Her voice slipped up and away for the moment, and she crammed her lacy fribble of a handkerchief tight against her lips, tiptoeing closer to the transmitter.
“No, no, Max, I swear to God I won’t! Just quiet and no rough stuff. For my sake come home to supper to-night, dearie! I swear. It’s my thigh, and I got a fever, dearie, that’s eating me. What? Eight! No, that ain’t too late. Any time you can come ain’t too late. I’ll wait. Sure? Good-by, dearie. At eight sharp. Good-by, dearie.”
When she replaced the receiver on its hook, points of light had come out in her eyes like water-lilies opening on a lake. The ashen sheaf of anxiety folded back from her, color ran up into her face, and she flung open the door, calling down the length of hallway.
“Loo! Oh, Loo!”
“Huh?”
“Put a couple of bottles of everything on ice before you go, dearie; order a double porterhouse; open a can of them imported sausages he sent up last month, and peel some sweet-potatoes. Hurry, Loo, I wanna candy ’em myself. Hurry, dearie!”
She snatched up her furry trifle of a dog, burying her warming face in his fleece.

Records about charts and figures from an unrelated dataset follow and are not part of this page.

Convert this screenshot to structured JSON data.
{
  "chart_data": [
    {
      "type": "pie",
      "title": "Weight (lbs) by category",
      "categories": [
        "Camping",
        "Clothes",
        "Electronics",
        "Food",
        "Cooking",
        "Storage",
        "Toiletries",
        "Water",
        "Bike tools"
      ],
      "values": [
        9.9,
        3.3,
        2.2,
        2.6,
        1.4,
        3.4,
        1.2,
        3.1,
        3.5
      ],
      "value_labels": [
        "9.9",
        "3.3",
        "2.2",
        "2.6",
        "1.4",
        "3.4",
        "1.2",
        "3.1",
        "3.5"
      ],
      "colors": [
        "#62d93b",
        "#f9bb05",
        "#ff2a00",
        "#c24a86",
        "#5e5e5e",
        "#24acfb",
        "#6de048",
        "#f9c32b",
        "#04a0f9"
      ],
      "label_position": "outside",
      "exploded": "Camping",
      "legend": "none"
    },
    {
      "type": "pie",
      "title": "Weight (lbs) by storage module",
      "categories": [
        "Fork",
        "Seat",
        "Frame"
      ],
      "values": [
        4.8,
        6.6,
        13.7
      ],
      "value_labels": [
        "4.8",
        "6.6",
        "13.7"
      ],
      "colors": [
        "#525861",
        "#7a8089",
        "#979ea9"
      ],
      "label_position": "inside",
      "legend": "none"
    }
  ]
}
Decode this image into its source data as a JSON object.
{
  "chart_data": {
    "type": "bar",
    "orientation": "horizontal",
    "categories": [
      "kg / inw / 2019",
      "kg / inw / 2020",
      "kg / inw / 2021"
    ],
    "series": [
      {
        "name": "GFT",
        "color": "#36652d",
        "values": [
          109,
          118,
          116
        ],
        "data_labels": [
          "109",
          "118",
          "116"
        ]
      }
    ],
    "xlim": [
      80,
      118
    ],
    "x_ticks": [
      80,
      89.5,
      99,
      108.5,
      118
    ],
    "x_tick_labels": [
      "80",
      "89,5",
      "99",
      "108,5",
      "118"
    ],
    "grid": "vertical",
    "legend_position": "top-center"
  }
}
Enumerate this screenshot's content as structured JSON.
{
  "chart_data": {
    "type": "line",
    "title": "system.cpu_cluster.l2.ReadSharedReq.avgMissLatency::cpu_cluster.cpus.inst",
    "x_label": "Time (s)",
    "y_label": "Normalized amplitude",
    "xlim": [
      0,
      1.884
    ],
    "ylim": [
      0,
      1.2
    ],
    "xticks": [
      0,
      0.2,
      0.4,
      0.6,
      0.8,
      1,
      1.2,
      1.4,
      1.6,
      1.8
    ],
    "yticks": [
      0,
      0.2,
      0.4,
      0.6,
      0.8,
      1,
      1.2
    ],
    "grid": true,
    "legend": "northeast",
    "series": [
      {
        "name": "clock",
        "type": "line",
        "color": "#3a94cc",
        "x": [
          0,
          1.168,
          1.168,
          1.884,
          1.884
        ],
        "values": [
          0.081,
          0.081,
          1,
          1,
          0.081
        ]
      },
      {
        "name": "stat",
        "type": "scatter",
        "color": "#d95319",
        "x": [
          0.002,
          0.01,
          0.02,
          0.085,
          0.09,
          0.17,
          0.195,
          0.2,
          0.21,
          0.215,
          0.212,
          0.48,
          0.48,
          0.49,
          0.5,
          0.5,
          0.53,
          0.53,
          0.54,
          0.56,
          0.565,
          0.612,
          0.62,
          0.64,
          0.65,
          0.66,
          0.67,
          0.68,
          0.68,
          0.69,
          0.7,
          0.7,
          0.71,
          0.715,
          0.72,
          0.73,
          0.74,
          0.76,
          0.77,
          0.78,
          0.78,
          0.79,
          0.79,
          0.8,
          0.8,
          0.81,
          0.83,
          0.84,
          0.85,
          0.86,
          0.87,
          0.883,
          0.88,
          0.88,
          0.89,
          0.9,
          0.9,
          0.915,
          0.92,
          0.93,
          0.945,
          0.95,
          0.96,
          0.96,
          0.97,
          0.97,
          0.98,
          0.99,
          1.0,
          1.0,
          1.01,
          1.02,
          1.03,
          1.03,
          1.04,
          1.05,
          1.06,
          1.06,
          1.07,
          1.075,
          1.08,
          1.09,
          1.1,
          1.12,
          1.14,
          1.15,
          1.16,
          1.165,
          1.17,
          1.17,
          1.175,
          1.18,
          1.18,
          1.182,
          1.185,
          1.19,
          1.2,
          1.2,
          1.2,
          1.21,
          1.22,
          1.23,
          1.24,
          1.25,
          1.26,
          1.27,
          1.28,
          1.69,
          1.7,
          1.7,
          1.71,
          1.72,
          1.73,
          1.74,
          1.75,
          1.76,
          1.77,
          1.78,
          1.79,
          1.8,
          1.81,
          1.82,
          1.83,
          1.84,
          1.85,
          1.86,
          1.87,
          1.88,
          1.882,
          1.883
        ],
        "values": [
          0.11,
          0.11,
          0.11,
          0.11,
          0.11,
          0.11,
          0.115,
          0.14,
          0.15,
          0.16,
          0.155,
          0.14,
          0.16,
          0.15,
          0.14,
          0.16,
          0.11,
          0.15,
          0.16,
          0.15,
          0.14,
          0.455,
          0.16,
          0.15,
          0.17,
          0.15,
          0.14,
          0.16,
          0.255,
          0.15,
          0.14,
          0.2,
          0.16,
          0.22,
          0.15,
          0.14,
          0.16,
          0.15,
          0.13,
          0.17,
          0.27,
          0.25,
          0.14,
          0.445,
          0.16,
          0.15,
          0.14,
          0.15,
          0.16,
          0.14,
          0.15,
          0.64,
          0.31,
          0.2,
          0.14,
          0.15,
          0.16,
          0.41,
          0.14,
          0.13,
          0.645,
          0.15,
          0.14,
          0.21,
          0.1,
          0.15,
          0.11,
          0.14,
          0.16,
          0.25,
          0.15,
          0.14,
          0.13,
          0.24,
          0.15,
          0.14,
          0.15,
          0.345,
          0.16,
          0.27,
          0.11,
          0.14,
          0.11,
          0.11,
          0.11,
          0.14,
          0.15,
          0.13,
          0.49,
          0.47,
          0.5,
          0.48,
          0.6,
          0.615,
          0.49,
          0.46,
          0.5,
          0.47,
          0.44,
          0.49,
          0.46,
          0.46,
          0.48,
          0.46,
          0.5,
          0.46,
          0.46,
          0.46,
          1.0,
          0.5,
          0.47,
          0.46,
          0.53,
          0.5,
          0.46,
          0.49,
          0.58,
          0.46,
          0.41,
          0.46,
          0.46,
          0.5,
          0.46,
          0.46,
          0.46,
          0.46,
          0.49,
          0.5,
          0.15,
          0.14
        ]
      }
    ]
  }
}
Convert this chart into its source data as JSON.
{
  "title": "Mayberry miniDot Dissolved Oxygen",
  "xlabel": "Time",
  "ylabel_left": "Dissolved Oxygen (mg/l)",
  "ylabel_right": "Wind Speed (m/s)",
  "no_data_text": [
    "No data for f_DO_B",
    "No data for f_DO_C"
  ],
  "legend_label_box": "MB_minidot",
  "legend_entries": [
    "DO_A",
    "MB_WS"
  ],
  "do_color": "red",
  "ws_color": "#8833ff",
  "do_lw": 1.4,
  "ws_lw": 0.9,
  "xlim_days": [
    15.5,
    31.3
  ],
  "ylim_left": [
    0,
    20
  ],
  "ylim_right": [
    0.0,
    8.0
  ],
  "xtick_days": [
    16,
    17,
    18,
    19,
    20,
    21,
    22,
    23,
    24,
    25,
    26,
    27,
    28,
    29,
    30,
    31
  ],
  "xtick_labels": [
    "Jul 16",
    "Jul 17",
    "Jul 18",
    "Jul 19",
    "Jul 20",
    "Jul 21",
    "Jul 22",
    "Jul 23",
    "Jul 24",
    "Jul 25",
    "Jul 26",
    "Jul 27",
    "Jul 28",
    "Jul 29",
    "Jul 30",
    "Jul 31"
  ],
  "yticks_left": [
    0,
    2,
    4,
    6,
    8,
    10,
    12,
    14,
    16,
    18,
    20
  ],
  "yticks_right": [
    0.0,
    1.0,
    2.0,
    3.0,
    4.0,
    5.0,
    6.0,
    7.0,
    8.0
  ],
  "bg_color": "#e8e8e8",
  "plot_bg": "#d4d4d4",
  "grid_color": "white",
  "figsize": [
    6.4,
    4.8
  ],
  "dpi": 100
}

“M-m-muvver loves her bow-bow. Muvver loves whole world. Muvver just loves whole world. M-m-m-m, chocolate? Just one ittsie bittsie piece and muvver eat half—m-m-m! La-la! Bow-wow! La! La!”
Along that end of Riverside Drive which is so far up that rents begin to come down, night takes on the aspect of an American Venetian carnival. Steamboats outlined in electric lights pass like phosphorescent phantoms up and down the Hudson River, which reflects with the blurry infidelity of moving waters light for light, deck for deck. Running strings of incandescent bulbs draped up into festoons every so often by equidistant arc-lights follow the course of the well-oiled driveway, which in turn follows the course of the river as truly as a path made by a canal horse. A ledge of park, narrow as a terrace, slants to the water’s edge, and of summer nights lovers drag their benches into the shadow of trees and turn their backs to the lampposts and to the world.
From the far side of the river, against the night sky and like an ablutionary message let slip from heaven, a soap-factory spells out its product in terms of electric bulbs, and atop that same industrial palisade rises the dim outline of stack and kiln. Street-cars, reduced by distance to miniature, bob through the blackness. At nine o’clock of October evenings the Knickerbocker River Queen, spangled with light and full of pride, moves up-stream with her bow toward Albany. And from her window and over the waves of intervening roofs Mae Munroe cupped her hands blinker fashion about her eyes and followed its gay excursional passage, even caught a drift of music from its decks.